ただ、真珠湾の奇襲攻撃には今でもいろいろな謎が語られることが多い。
その中でも最も議論に上がることが多いのが
“アメリカまたはアメリカ軍は日本の真珠湾奇襲攻撃を事前に知っていたのではないか”
ということだろう。
これは、何故真珠湾攻撃の際にアメリカ軍空母が一隻もいなかった事実から導かれている疑問なのではないでしょうか?
本書はその謎に、太平洋戦争を取材して迫った作品です。
筆者の取材において、「フォックス」というコードネームにおいて発信されたいくつかの暗号電文は、当時の日本海軍の動きを的確に伝えていたとのこと。
また、「フォックス」の最後の暗号電文が択捉島の単冠湾から発信されていた事実に着目して、本書が書かれています。

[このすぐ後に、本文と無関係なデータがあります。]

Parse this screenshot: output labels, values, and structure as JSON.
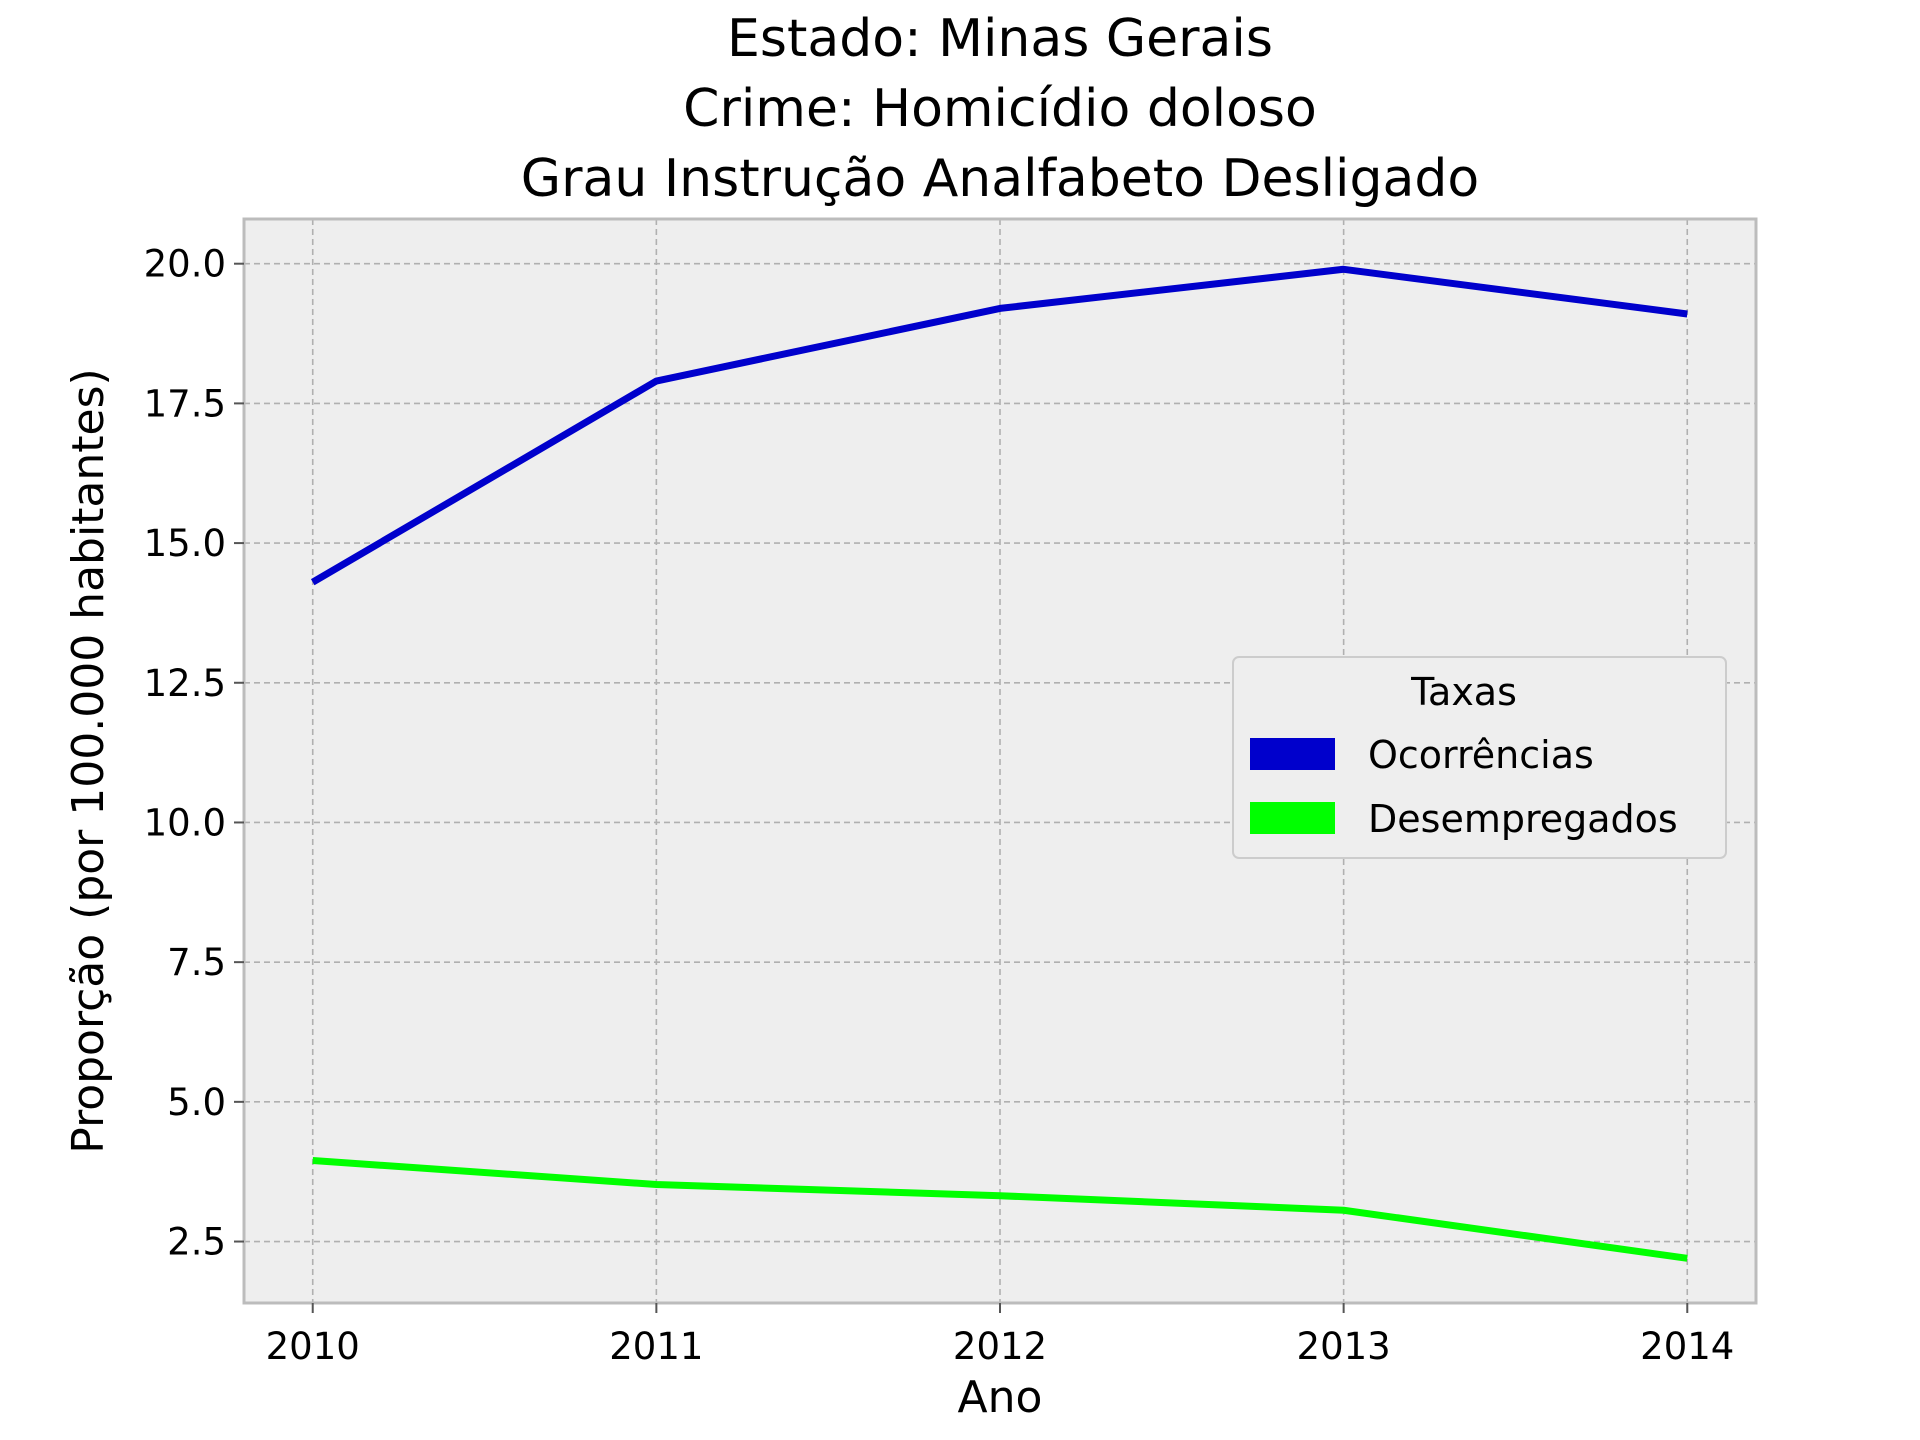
{
  "chart_data": {
    "type": "line",
    "title": [
      "Estado: Minas Gerais",
      "Crime: Homicídio doloso",
      "Grau Instrução  Analfabeto   Desligado"
    ],
    "xlabel": "Ano",
    "ylabel": "Proporção (por 100.000 habitantes)",
    "x": [
      2010,
      2011,
      2012,
      2013,
      2014
    ],
    "x_tick_labels": [
      "2010",
      "2011",
      "2012",
      "2013",
      "2014"
    ],
    "xlim": [
      2009.8,
      2014.2
    ],
    "ylim": [
      1.4,
      20.8
    ],
    "y_ticks": [
      2.5,
      5.0,
      7.5,
      10.0,
      12.5,
      15.0,
      17.5,
      20.0
    ],
    "y_tick_labels": [
      "2.5",
      "5.0",
      "7.5",
      "10.0",
      "12.5",
      "15.0",
      "17.5",
      "20.0"
    ],
    "grid": true,
    "legend": {
      "title": "Taxas",
      "placement": "center-right"
    },
    "series": [
      {
        "name": "Ocorrências",
        "color": "#0000cc",
        "values": [
          14.3,
          17.9,
          19.2,
          19.9,
          19.1
        ]
      },
      {
        "name": "Desempregados",
        "color": "#00ff00",
        "values": [
          3.95,
          3.52,
          3.32,
          3.06,
          2.2
        ]
      }
    ],
    "background": "#eeeeee",
    "frame_color": "#bcbcbc"
  }
}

物語のテンポはテーマがテーマであるため、軽くはないですが、面白かったです。
(このような本を面白いと表現していいものか・・・気分を害される方がいたら申し訳ありません。)
いろいろな要素が絡み合い、戦争という最悪の事態に発展してしまった事、また、やるからには、なんとか引き分けに持ち込みたいと思う上層部の苦悩。
当時ですら大国であったアメリカが、日本の情報を諜報活動で収集していた。また、その諜報活動には西洋人、東洋人、日本人が関わっていた等、全てがあり得るように思われます。
また、舞台がアメリカ本土、中国、東京ときて最後は択捉島と動いていく中で、その土地の人々の生活と人間関係が描かれていて、一つ一つ心に残る描写になっています。
民族、個人のアイデンティティーとは何なのか?考えさせられる小説です。
同作者の「ベルリン飛行指令」もお勧めです。